To create a velvety smooth sauce, almost custard like in texture, I discarded the way of Bechamel (butter+flour+milk) and chose eggs. This egg based cheese sauce is made in a similar way as Pasta Carbonara, but not Italian at all. I started this recipe idea with Wisconsin Asadero cheese, from there I ran south of the border with a Mexican theme: chilies, cumin, oregano, and Salsa Verde.
1 ¼ teaspoon kosher salt
½ teaspoon black pepper
¼ teaspoon ground cumin
¼ teaspoon garlic powder
½ teaspoon dried oregano – lightly ground in the palm of your hand
4 oz can of roasted green chilies (hot or mild)

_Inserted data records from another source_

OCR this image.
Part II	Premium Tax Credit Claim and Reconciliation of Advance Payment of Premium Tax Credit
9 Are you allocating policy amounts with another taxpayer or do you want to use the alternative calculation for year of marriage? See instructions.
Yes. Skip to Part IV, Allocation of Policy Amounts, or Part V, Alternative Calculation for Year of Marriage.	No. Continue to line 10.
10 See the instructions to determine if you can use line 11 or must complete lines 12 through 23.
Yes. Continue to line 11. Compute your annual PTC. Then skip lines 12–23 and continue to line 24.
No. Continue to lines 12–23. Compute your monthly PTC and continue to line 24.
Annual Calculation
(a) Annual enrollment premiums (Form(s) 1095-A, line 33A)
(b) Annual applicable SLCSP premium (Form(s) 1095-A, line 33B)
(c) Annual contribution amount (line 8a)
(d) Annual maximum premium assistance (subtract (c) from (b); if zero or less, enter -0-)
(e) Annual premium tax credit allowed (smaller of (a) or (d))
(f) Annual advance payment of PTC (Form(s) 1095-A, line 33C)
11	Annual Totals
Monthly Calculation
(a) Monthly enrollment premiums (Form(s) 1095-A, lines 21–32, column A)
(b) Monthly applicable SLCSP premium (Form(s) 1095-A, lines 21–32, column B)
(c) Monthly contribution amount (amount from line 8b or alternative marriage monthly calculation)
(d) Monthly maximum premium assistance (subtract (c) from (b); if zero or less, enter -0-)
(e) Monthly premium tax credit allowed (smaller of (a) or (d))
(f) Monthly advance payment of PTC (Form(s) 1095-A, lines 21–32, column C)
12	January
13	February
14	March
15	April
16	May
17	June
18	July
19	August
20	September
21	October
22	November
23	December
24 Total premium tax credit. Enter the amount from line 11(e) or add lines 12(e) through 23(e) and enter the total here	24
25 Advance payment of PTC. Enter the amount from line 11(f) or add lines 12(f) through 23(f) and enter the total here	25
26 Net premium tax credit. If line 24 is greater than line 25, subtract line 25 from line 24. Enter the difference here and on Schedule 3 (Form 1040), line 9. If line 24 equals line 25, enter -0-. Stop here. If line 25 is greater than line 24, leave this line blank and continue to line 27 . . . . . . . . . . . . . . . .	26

1 cup (about 6 oz) Wisconsin Asadero Cheese – grated
1/2 cup (about 3oz) Wisconsin Jack – grated
1/2 cup (about 3 oz) Wisconsin Cheddar- grated
2 oz Wisconsin Cheddar -grated
Bring a large pot of water to a boil with 1 Tablespoon of kosher salt
In a medium bowl combine eggs, half and half, salsa, salt, pepper, cumin, garlic powder, oregano, and green chilies – mix well
Add macaroni to boiling water and cook for about 5 minutes – just under aldente – drain
Place macaroni back into hot pot over low heat
Add in half of the egg mixture and half of the cheese and slowly stir until cheese begins to melt- about 1-2 minutes.
Add in the rest of the egg mixture and cheese and gently continue to stir over low heat for about 5 minutes- until velvety and creamy
Turn off the heat and allow the macaroni to sit for approximately 3-4 minutes – this will help the sauce to slightly thicken.
Place into an oven proof dish and top with remaining 2 oz of cheese and place under the broiler for 3-4 minutes to melt the cheese.